Jim Reviews: The Cold War’s Killing Fields – Paul Thomas Chamberlin

The whole idea behind the concept of a Cold War is that there is opposition without war. Now we all know that when they say “without war” they mean we managed to not incinerate ourselves in a global nuclear conflagration. There was plenty of hot war in the Cold War. That is where the argument of Cold War Killing Fields comes in. Chamberlin argues that the chain conflicts in Asia from the Chinese Revolution in the late 1940s to the Soviet intervention in Afghanistan in the 1980s when taken together constitute the most costly wars in history. As such Chamberlin traces the evolution of US, USSR and Chinese policy and how it interacted with local nationalist movements to create those killing fields.

The book opens with the Chinese Revolution which it follows from its beginnings before World War II to its victory in 1947. He then moves on to the Korean War, the First Indochinese War and so on until the collapse of the Soviet Union. He does an excellent job of showing the reader what was happening in the conflicts themselves and the view from Washington and Moscow. This is not just a Great Power history of the Cold War.

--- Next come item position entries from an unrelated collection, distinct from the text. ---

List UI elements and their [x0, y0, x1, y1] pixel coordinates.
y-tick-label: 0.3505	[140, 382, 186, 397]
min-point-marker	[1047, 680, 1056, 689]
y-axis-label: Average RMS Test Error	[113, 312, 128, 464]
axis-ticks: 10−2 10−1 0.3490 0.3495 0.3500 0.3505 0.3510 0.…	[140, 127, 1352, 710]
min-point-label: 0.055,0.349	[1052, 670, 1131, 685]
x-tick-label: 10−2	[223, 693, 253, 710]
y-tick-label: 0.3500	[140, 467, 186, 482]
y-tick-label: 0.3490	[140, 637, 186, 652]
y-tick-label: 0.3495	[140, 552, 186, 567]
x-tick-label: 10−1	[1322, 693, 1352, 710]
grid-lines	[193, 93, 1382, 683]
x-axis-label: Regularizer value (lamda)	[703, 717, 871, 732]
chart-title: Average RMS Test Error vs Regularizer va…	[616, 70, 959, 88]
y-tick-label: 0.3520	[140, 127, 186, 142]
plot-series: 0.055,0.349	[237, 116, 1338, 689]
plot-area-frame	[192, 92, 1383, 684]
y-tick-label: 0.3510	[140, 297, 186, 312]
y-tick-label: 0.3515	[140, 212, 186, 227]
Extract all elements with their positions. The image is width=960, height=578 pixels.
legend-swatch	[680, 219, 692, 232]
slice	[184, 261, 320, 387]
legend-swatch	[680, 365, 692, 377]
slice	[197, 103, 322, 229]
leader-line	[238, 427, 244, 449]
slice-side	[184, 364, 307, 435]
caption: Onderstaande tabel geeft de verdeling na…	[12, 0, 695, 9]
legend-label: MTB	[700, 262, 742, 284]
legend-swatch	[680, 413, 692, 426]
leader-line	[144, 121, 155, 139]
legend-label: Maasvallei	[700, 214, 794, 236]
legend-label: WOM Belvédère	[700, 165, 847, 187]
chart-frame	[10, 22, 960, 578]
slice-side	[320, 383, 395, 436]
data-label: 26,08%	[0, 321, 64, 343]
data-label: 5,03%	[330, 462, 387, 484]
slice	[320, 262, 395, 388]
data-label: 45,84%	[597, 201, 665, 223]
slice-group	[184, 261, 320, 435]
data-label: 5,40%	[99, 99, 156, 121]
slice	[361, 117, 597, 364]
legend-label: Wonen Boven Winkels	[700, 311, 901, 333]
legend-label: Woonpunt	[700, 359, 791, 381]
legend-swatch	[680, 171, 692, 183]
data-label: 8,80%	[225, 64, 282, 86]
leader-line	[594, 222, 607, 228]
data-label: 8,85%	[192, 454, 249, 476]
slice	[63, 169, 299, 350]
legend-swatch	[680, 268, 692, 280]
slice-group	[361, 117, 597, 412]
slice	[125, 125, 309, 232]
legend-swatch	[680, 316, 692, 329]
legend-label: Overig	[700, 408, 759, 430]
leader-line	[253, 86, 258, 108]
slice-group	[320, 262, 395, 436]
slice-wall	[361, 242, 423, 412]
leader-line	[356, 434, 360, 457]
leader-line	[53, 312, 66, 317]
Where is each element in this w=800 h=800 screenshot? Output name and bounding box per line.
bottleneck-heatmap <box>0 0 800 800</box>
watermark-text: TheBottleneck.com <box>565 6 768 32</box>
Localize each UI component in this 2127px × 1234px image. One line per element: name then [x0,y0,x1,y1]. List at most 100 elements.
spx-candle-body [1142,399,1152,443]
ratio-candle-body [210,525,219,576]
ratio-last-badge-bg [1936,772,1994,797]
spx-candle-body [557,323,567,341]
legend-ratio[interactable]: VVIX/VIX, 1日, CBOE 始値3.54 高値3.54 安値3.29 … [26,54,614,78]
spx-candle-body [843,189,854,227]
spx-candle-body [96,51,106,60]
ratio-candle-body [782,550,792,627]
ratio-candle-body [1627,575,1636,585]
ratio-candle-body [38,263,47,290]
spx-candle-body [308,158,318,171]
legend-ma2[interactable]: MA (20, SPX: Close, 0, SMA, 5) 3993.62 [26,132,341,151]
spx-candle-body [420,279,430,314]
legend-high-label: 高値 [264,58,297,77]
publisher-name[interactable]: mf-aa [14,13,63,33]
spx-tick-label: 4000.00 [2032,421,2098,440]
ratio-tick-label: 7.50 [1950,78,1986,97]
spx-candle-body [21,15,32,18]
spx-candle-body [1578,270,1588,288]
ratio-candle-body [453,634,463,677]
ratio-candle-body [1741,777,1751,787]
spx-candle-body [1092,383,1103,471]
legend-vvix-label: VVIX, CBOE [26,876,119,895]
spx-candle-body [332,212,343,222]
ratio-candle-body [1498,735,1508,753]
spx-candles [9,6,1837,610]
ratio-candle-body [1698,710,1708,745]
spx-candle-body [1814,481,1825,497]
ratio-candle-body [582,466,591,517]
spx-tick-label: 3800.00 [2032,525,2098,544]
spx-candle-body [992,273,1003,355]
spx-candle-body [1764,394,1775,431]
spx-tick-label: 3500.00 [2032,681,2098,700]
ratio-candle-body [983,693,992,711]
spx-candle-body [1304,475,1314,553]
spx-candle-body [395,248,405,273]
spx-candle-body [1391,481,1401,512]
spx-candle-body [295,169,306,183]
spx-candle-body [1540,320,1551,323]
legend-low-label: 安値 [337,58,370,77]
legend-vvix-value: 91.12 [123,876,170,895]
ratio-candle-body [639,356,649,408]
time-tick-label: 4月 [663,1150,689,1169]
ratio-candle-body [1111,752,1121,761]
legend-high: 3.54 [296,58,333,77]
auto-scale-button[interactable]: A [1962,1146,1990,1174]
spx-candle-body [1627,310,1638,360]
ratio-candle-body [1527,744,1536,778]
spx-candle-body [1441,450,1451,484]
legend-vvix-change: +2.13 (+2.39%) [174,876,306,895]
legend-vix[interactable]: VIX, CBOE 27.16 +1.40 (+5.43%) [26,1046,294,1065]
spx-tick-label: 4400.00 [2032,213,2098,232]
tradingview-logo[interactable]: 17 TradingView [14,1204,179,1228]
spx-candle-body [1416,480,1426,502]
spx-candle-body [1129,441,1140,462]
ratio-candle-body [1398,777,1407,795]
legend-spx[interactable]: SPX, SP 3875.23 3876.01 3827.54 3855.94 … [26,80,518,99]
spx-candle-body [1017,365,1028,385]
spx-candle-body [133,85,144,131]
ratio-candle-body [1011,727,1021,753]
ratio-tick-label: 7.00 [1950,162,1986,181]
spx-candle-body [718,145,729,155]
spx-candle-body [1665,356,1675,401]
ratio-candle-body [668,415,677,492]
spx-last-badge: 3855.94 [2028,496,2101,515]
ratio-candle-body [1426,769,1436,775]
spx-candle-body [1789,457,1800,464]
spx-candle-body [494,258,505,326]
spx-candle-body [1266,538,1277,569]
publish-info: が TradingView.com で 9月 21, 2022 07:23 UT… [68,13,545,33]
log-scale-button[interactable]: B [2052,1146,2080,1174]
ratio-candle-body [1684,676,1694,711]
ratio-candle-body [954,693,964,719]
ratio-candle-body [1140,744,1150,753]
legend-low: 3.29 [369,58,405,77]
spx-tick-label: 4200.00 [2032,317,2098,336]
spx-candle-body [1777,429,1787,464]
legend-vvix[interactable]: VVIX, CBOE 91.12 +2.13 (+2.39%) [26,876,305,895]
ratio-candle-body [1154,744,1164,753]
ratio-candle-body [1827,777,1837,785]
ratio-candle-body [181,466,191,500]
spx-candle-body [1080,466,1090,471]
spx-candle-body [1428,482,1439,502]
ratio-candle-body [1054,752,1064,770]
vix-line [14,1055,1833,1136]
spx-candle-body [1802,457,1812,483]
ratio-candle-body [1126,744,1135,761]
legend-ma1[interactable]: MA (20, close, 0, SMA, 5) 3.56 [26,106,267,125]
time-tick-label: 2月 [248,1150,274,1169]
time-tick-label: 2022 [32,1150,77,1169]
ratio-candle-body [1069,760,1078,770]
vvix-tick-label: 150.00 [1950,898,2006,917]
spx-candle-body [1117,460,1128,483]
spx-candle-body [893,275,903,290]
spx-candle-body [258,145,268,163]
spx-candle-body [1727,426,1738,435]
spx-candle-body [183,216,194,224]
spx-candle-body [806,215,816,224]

I would say reading this book that his argument it itself is kind of up for debate. Yes you can say that the greatest bloodshed in the Cold War happened in Asia, that is indisputable but why does that mean conflicts in other parts of the globe don’t merit discussion? It can be argued for example that the Cuban revolution had as much impact on US foreign policy as the Chinese Revolution. Where I think the real strength of Chamberlin’s book comes from is they way it shows the reader the vastness of the conflict. Most American’s reduce the cold war the Russian, sometimes China, Vietnam and sometimes Korea. This book focuses on all of it. If there was a Communist conflict anywhere in Asia he covers it. In this way readers get to read about conflicts they probably had never even heard of but that drastically affected US attitudes.